A terrible cackle filled the dusty air and a woman in black came soaring out of the gloom at the party, riding a broom through the air. Her skin was green, her hat tall and pointed. “I’ll get you, my pretties!” She shrieked. “Aaaaauughh! Curses!” The admiral had flung a tentacle around her broomstick and she lost control, careening face-first into a wall.

They hit the ground floor and raced for the main doors. “I believe we’re still over the pit,” stated old Bill Blake. “Though metaphorically we’re perhaps more so at the bottom of it.” They spilled onto the rickety front porch which hung over the great nothingness, and there they performed the whole pile-up, squeal and reverse deal again.

“This way,” the admiral blurted as he found himself in the lead again. They turned down a hallway to find a giant white mouse in tiny top hat squatting there. He had red eyes and he sniffed the visitors as they slowed before him.

“One of you smells delicious,” said the mouse, and then, “Oh my gourd! You’re Mickey Mouse! May I have your autograph!”

“Next time, home boy!” squeaked Mickey. “Out of the way now!” The white mouse stepped aside and the party barrelled through.

“Follow me!” cried the admiral as he charged through a doorway at the end of the hall. There appeared no way out of this room.  Bleeekxpritzle kept running.

“Excuse me, admiral,” said Mr. Blake. “I say, excuse-” The Admiral hit the wall.

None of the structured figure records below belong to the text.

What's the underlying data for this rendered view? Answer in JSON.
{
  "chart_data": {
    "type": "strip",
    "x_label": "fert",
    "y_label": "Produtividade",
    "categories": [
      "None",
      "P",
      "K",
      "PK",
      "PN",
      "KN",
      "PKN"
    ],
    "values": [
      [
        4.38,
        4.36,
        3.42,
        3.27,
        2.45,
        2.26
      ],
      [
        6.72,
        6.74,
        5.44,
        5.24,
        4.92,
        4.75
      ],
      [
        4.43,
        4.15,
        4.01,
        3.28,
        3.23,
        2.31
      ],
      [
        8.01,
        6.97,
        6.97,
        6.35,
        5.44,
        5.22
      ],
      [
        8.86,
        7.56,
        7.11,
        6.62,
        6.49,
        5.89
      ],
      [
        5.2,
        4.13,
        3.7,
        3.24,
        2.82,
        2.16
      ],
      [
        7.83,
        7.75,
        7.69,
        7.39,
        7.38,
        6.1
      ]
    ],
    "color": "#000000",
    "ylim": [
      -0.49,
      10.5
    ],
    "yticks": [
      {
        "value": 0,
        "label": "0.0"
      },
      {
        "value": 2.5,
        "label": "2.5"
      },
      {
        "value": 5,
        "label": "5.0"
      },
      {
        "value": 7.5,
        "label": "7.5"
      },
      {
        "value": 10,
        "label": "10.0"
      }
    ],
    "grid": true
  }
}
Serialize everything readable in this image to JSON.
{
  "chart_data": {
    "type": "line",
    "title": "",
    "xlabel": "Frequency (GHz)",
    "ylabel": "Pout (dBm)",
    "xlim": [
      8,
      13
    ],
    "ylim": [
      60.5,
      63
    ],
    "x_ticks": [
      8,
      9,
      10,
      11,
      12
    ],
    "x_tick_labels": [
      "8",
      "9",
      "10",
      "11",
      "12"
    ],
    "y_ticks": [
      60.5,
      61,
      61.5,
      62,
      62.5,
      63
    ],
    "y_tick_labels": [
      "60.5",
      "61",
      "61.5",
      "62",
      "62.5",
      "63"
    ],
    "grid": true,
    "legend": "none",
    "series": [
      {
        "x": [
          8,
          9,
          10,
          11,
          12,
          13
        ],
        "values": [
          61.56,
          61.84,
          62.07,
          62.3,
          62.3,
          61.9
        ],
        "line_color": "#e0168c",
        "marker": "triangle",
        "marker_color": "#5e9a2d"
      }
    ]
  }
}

For the most part, as a result, the wall was demolished. The alien stumbled onto the floor of Detex One with Old Bill on his back and Old Bill’s bowler hat lost somewhere behind in the debris, leaving the old guy looking very much like Albert Einstein without it. The others came pouring out after them and with scarce seconds to spare. Before the gang had caught their breath, the giant crumbling structure behind them suddenly vanished, replaced by a wiener in a bun. These, along with the bowler hat, promptly plummeted into the void.

Mickey mouse marched up to Lord Pheltphondle, glaring at him. “A haunted house…! Really!”

“It’s all I could think of on short notice,” stated Lord Pheltphondle.

“How do you go about thinking up haunted house without thinking of simply house! Don’t you think that all might have been significantly less risky without all the ghosts and shit!”

The lord tugged at his collar and cleared his throat. “I was under pressure.”